What’s the Big Idea? When I ask about the “what” a fountain of information comes out. Because for the most part, the focus is about the “idea” usually coupled with how it came about. There’s often passion there and the exciting feeling that comes with beginnings.

Who Is It For? I follow up this excitement with my no-nonsense (some would say unfeeling) advice that starts out as questions. And every single time the question is: who is it for? After all, you can create a great product or service, write a brilliant book or make a great film but unless you can figure out how to reach potential consumers, readers or audiences, it won’t be commercially successful. And “viral” or “social media” are not a “who” nor is “it’s for everyone.”

I acknowledge that it’s tough to know, especially if it’s something that doesn’t exist or is truly transformative but let’s face it; even a small tribe or club needs a few members (and no, aunts or nephews don’t count).

My advice is often ignored because the “who” is hard. And not as much fun as focusing on the product or idea. But guess what, if you don’t know who you’re creating for then how do you know what to create?

And yes, I’m familiar with the Henry Ford and Steve Jobs quotes but they’re the exception, not the rule. If you’re transforming the world (e.g. building a car to replace horses or a smartphone to replace the camera/cell phone/iPod/computer) please stop reading now.

Otherwise, be an owl. Keep asking WHO, WHO, WHO? That is the beginning of the journey.

How Will You Reach Your Who? Once you can articulate whom it’s for then equally important is how. How will you reach this user or customer to let them know your “idea” is out there? And the answer can’t be “social media” or “viral” because getting attention is harder every day. When everyone is a content creator, when algorithms dictate what people see online, you need to be clear about how hard it will be to get your message out there. From day 1.

When Should You Launch? When you launch anything new is as important as the messaging around it. Getting attention is critical for launching any product or service. Timing matters. When you get attention matters. And yet, many entrepreneurs are so in love with their “baby” that they forget about the old rule: being at the right place at the right time. There is still a lot of emphasis on getting on TV or on a podcast or even in the newspaper. But here’s the thing, there’s no point in getting attention until you are ready. After all, unless you’re building a personal brand, you may want to wait until you have something to sell. Creating awareness is great. Converting that awareness to sales is even better.

So next time someone offers you a launchpad for your new “baby” take a minute to ensure that the timing is right. That you are ready to make a splash. You know what they say: you only get one chance to make a first impression. Make it count!

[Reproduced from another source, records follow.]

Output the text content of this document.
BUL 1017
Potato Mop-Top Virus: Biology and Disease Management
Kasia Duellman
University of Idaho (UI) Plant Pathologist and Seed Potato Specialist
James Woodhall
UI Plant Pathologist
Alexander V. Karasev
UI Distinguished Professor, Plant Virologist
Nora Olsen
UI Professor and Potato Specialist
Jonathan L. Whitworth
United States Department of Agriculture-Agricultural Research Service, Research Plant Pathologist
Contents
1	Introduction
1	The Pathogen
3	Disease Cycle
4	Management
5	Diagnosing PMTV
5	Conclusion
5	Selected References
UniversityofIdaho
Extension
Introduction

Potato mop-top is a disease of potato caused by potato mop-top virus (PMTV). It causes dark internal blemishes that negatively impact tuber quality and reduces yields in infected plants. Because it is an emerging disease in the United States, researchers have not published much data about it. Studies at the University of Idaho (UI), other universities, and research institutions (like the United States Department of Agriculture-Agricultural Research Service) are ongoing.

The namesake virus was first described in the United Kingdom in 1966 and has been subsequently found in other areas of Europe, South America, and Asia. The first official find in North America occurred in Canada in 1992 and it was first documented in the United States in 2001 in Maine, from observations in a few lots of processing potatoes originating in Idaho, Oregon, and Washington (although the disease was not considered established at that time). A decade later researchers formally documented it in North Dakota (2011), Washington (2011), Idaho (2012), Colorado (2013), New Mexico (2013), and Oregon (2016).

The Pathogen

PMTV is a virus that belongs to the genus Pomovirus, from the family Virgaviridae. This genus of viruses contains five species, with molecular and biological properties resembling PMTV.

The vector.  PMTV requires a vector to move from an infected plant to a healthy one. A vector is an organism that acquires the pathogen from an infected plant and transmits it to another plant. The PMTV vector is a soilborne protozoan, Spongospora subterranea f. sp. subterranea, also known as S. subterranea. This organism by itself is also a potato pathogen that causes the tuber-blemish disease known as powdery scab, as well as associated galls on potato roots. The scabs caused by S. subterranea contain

How Are You Differentiated? Once you believe that there are people out there who have a need for the “idea” you’ve created and that you know where and when to reach them, then it’s time to think about your competition. Who else is out there with a similar idea? And if no one is because it’s so unique, whom are you trying to replace or displace? There are very few original ideas so the key is to find a way to differentiate your “idea” from the plethora of new ideas that are being introduced on a constant basis. The buzz phrase for this is “unique value proposition.” I think of it as a way to describe the value you are adding to your end user or consumer. It could be knowledge or productivity or entertainment but the best ideas make someone’s life better in some way. The very best products and services (IRL or digital) solve problems, sometimes that you didn’t even know you had.

So if you’re planning to pick someone’s brain for your next big idea, I suggest thinking through some of the answers to these (difficult) questions. I’m always shocked when I can easily Google the answers and the advice seeker hasn’t even done the most basic search. You probably won’t come up with answers right away (because execution is HARD) but you will be better prepared for that call or coffee meeting. Having been a scout, I believe that being prepared is always a great idea.